Shuttle Discovery Landing A Success
Following a pair of aborted attempts on Monday, the Space Shuttle Discovery completed landing procedures at the Kennedy Space Center early Tuesday morning, successfully touching down at the Florida-based NASA facility at 9:08am EDT.
It was the 129th shuttle landing, according to NASA.
Discovery launched on April 5, travelling en route to the International Space Station (ISS) as part of shuttle mission STS-131, the 33rd such journey to the space station. The shuttle crew, led by Commander Alan G. Poindexter, reached the ISS on April 7 and while there, delivered a logistics module filled with food, supplies, and other gear to the space station. They also returned a refurbished ammonia tank to the station, though technical issues prevented them from fully installing it.
On April 17, Discovery undocked from the ISS and began the return flight home.
On Monday, the crew was scheduled to land at Kennedy Space Center, but cloudy conditions and rain in the area delayed touchdown until today.

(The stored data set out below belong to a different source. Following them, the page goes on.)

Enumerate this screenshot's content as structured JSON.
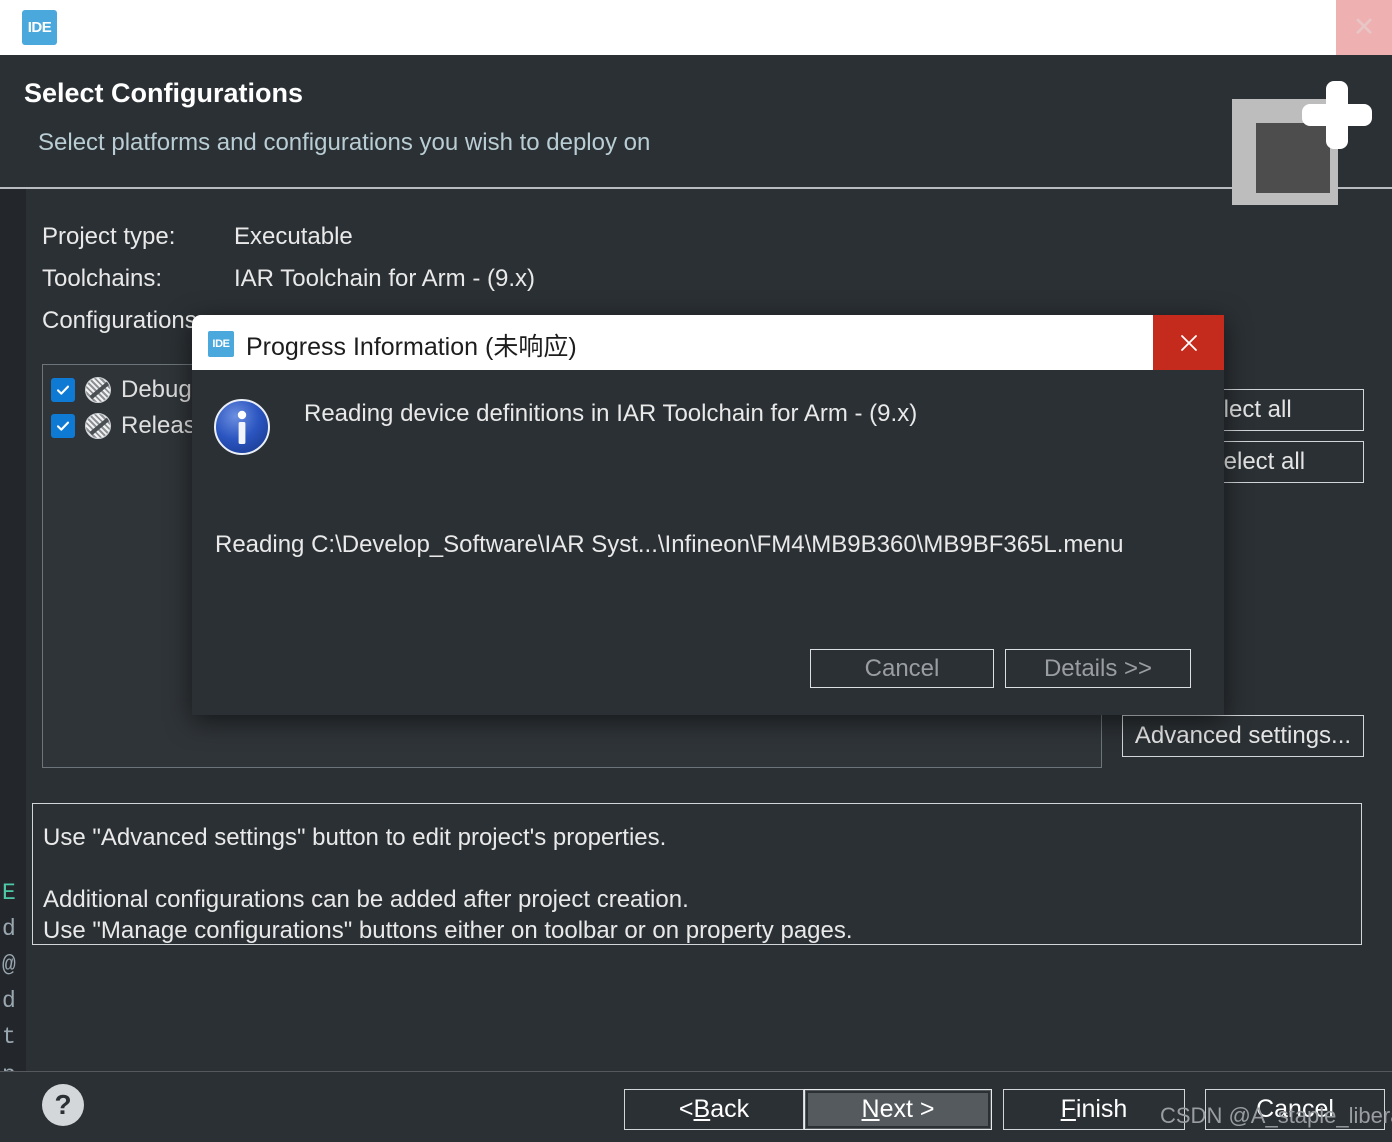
{
  "window": {
    "logo_text": "IDE",
    "logo_name": "ide-logo-icon",
    "close_glyph": "✕"
  },
  "header": {
    "title": "Select Configurations",
    "subtitle": "Select platforms and configurations you wish to deploy on"
  },
  "background_editor": {
    "visible_chars": [
      "E",
      "d",
      "@",
      "d",
      "t",
      "p"
    ]
  },
  "main": {
    "fields": [
      {
        "label": "Project type:",
        "value": "Executable"
      },
      {
        "label": "Toolchains:",
        "value": "IAR Toolchain for Arm - (9.x)"
      },
      {
        "label": "Configurations:",
        "value": ""
      }
    ],
    "configurations": [
      {
        "name": "Debug",
        "checked": true
      },
      {
        "name": "Release",
        "checked": true
      }
    ],
    "select_all_label": "Select all",
    "deselect_all_label": "Deselect all",
    "advanced_settings_label": "Advanced settings...",
    "description_lines": [
      "Use \"Advanced settings\" button to edit project's properties.",
      "",
      "Additional configurations can be added after project creation.",
      "Use \"Manage configurations\" buttons either on toolbar or on property pages."
    ]
  },
  "footer": {
    "help_glyph": "?",
    "back_prefix": "< ",
    "back_accel": "B",
    "back_rest": "ack",
    "next_accel": "N",
    "next_rest": "ext >",
    "finish_accel": "F",
    "finish_rest": "inish",
    "cancel_label": "Cancel"
  },
  "watermark": {
    "text": "CSDN @A_staple_liberal"
  },
  "dialog": {
    "logo_text": "IDE",
    "title": "Progress Information (未响应)",
    "close_glyph": "✕",
    "message": "Reading device definitions in IAR Toolchain for Arm - (9.x)",
    "detail": "Reading C:\\Develop_Software\\IAR Syst...\\Infineon\\FM4\\MB9B360\\MB9BF365L.menu",
    "cancel_label": "Cancel",
    "details_label": "Details >>"
  },
  "colors": {
    "app_background": "#2b3034",
    "titlebar": "#ffffff",
    "accent_blue": "#0f7ad4",
    "logo_blue": "#4aa8dd",
    "dialog_close_red": "#c42b1c",
    "window_close_pink": "#eeb0b0",
    "subtitle_teal": "#b9cdd4",
    "button_border": "#d3d6d9",
    "disabled_text": "#9a9ea2",
    "next_button_fill": "#555a5e"
  }
}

The Discovery crew completed deorbit burn procedures to slow the craft down shortly after 8:00am EDT, allowing the crew to begin their decent.
According to NASA’s website, the landing took Discovery “over Vancouver, northeast Washington, near Helena, Montana, over central Wyoming, across Kansas to northeast of Tulsa, Oklahoma, north of Little Rock, Arkansas, over Oxford, Mississippi, near Montgomery, Alabama, north of Albany, east of Valdosta and south of Columbus, Georgia, and, finally, over Florida east of Gainesville and west of Jacksonville.”
Joining Poindexter on the STS-131 crew were Pilot James P. Dutton Jr. and Mission Specialists Dorothy Metcalf-Lindenburger, Rick Mastracchio, Stephanie Wilson, Clayton Anderson and Japanese astronaut Naoko Yamazaki. They will be the final seven-person shuttle crew, as only three shuttle missions remain before the program is permanently shelved later on in the year.